Com os alunos de duas turmas de Português Língua Não Materna da Escola Secundária Gil Vicente realizámos dezasseis horas de aulas. As aulas tiveram por objetivo a concretização de atividades sonoras em torno da consciência, do reconhecimento, da interpretação e da criação de ligações afetivas e identitárias nos bairros de Alfama, Mouraria, Graça e Arroios, através do som, como também na descoberta de um mundo subjetivo e coletivo sonoro na paisagem multicultural destes bairros. O resultado desta exploração sonora teve como resultado a recolha de um acervo sonoro que se apresenta neste site e a criação de quatro peças sonoras compostas por Fernando Ramalho.
Os exercícios, dentro e fora de aula, centraram-se na iniciação à consciência sonora, para facilitar uma aproximação a um entendimento da paisagem quotidiana. Com itinerários pelo bairro, explorámos a identidade sonora, corporal e espacial dos lugares. Os alunos percebem a realidade envolvente através da prática de gravação do som do ambiente com o uso dos telemóveis. Os alunos descobriram os ritmos do espaço e a relação com o seu próprio corpo.
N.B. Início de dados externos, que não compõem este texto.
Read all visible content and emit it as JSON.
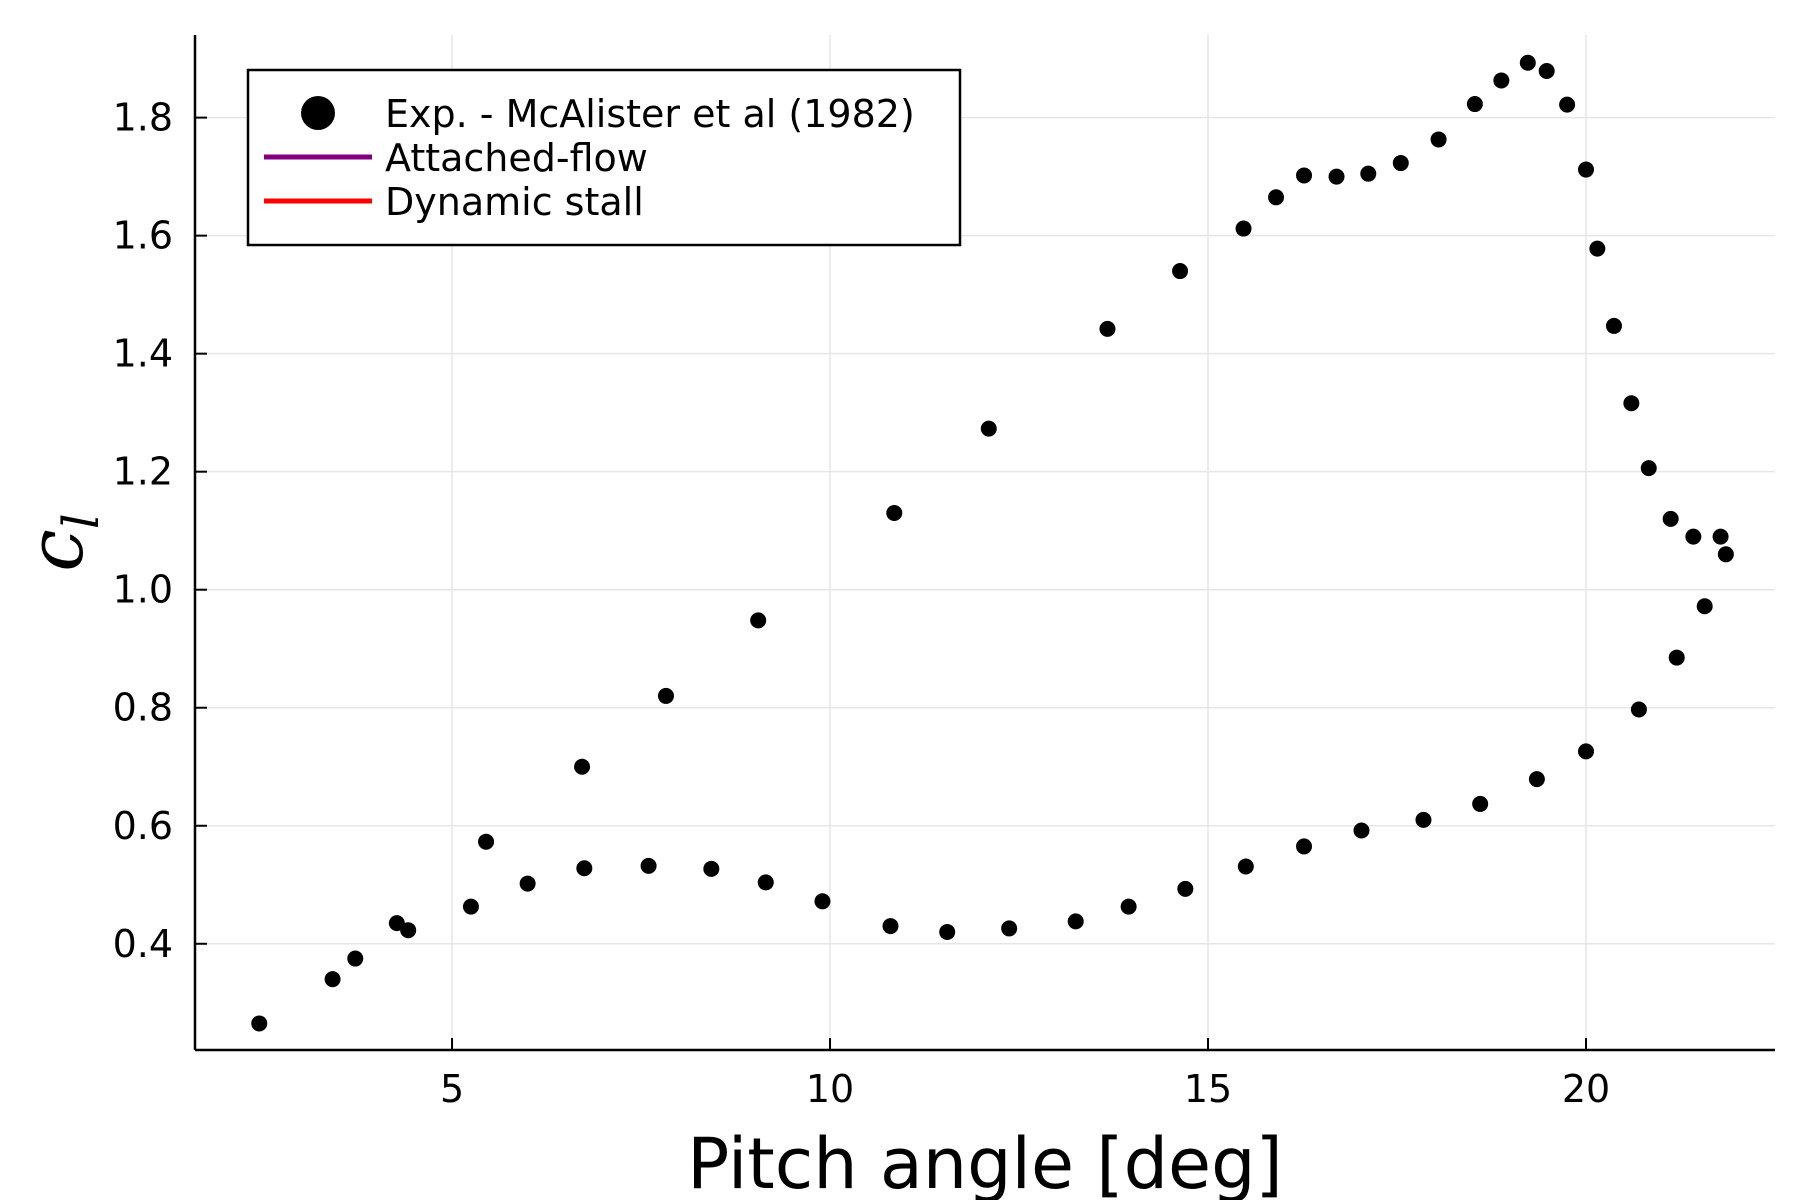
{
  "chart_data": {
    "type": "scatter",
    "title": "",
    "xlabel": "Pitch angle [deg]",
    "ylabel": {
      "base": "c",
      "subscript": "l"
    },
    "xlim": [
      1.6,
      22.5
    ],
    "ylim": [
      0.22,
      1.94
    ],
    "xticks": [
      5,
      10,
      15,
      20
    ],
    "xtick_labels": [
      "5",
      "10",
      "15",
      "20"
    ],
    "yticks": [
      0.4,
      0.6,
      0.8,
      1.0,
      1.2,
      1.4,
      1.6,
      1.8
    ],
    "ytick_labels": [
      "0.4",
      "0.6",
      "0.8",
      "1.0",
      "1.2",
      "1.4",
      "1.6",
      "1.8"
    ],
    "grid": true,
    "legend_position": "top-left",
    "series": [
      {
        "name": "Exp. - McAlister et al (1982)",
        "kind": "scatter",
        "color": "#000000",
        "points": [
          [
            2.45,
            0.265
          ],
          [
            3.42,
            0.34
          ],
          [
            3.72,
            0.375
          ],
          [
            4.27,
            0.435
          ],
          [
            4.42,
            0.423
          ],
          [
            5.25,
            0.463
          ],
          [
            5.45,
            0.573
          ],
          [
            6.0,
            0.502
          ],
          [
            6.72,
            0.7
          ],
          [
            6.75,
            0.528
          ],
          [
            7.6,
            0.532
          ],
          [
            7.83,
            0.82
          ],
          [
            8.43,
            0.527
          ],
          [
            9.05,
            0.948
          ],
          [
            9.15,
            0.504
          ],
          [
            9.9,
            0.472
          ],
          [
            10.8,
            0.43
          ],
          [
            10.85,
            1.13
          ],
          [
            11.55,
            0.42
          ],
          [
            12.1,
            1.273
          ],
          [
            12.37,
            0.426
          ],
          [
            13.25,
            0.438
          ],
          [
            13.67,
            1.442
          ],
          [
            13.95,
            0.463
          ],
          [
            14.63,
            1.54
          ],
          [
            14.7,
            0.493
          ],
          [
            15.47,
            1.612
          ],
          [
            15.5,
            0.531
          ],
          [
            15.9,
            1.665
          ],
          [
            16.27,
            1.702
          ],
          [
            16.27,
            0.565
          ],
          [
            16.7,
            1.7
          ],
          [
            17.03,
            0.592
          ],
          [
            17.12,
            1.705
          ],
          [
            17.55,
            1.723
          ],
          [
            17.85,
            0.61
          ],
          [
            18.05,
            1.763
          ],
          [
            18.53,
            1.823
          ],
          [
            18.6,
            0.637
          ],
          [
            18.88,
            1.863
          ],
          [
            19.23,
            1.893
          ],
          [
            19.35,
            0.679
          ],
          [
            19.48,
            1.879
          ],
          [
            19.75,
            1.822
          ],
          [
            20.0,
            1.712
          ],
          [
            20.0,
            0.726
          ],
          [
            20.15,
            1.578
          ],
          [
            20.37,
            1.447
          ],
          [
            20.6,
            1.316
          ],
          [
            20.7,
            0.797
          ],
          [
            20.83,
            1.206
          ],
          [
            21.12,
            1.12
          ],
          [
            21.2,
            0.885
          ],
          [
            21.42,
            1.09
          ],
          [
            21.57,
            0.972
          ],
          [
            21.78,
            1.09
          ],
          [
            21.85,
            1.06
          ]
        ]
      },
      {
        "name": "Attached-flow",
        "kind": "line",
        "color": "#7f007f",
        "points": []
      },
      {
        "name": "Dynamic stall",
        "kind": "line",
        "color": "#ff0000",
        "points": []
      }
    ]
  }
}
Gravaram sons ambientais, bem como os sons criados na interação ativa dos seus corpos, dos seus gestos, das suas ações e da sua fala no espaço.
Como trabalho de casa, pedimos aos alunos que observassem o seu quotidiano fora da escola e partilhassem connosco os sons familiares dentro e fora das suas casas. Esta descoberta pessoal reformula a sua presença no espaço urbano. Também pedimos aos alunos que explorassem e partilhassem connosco a sua memória sonora de sons que só existem nos seus países de origem, os quais fazem parte de um património emocional que os enraíza no seu passado e a territórios distantes. Há também sons que só existem em Lisboa e que os alunos ouviram pela primeira vez após a sua chegada à cidade. Todos eles eram sons surpreendentes, que causavam estranheza quando eram ouvidos pela primeira vez. Através destes exercícios procurou-se apelar, por um lado, à construção de um discurso sobre a memória sonora cultural dos alunos, bem como, por outro, a uma prática de escuta do seu quotidiano. Nessa interseção entre memória e quotidiano, os alunos construíram uma perceção, através do som, das ruturas e continuidades entre os lugares de procedência e Lisboa.
Uma outra linha de aproximação é a música, procurando perceber em que medida os interesses musicais dos alunos intervêm na construção da sua identidade cultural. Os alunos compararam os seus diferentes gostos musicais e culturais, encontrando também um ponto de transversalidade cultural. Estas bandas sonoras, presentes nos seus telemóveis, acompanham o seu dia-a-dia na descoberta da cidade.
Por fim, um pilar essencial deste projeto é o estudo da fala entendida quer como forma sonora quer como instrumento de comunicação. Na aula falam-se dezasseis línguas diferentes, à parte o português (chinês, japonês, vietnamita, hindi, nepali, bengali, punjabi, harayanni, tagalog, árabe, wolof, yoruba, crioulo, romeno, francês e inglês). Procurámos entender a partir de que ponto do domínio da língua estranha do lugar para onde se vai é que a fala deixa de ser entendida «apenas» como som e adquire os significados necessários para que possa também ser um instrumento de comunicação. O ponto de partida é, portanto, o entendimento da fala como, simultaneamente, um significante e portadora de significado. Trabalhámos com noções como a musicalidade das línguas e os ritmos da voz e da linguagem. Explorámos a voz, a sua própria língua e o discurso falado como uma forma de disrupção e dessincronização que constitui parte da integração sonora do próprio corpo e do eu individual no espaço sonoro do bairro. A fala é um instrumento de comunicação, mas as diferentes dezasseis línguas do grupo foram ouvidas como variações sonoras rítmicas diferentes. Outros exercícios relativos à fala e a língua partiram da escuta de uma fonte sonora do ambiente urbano, para posteriormente reproduzir os sons através das vozes dos alunos e na transcrição com o uso de onomatopeias.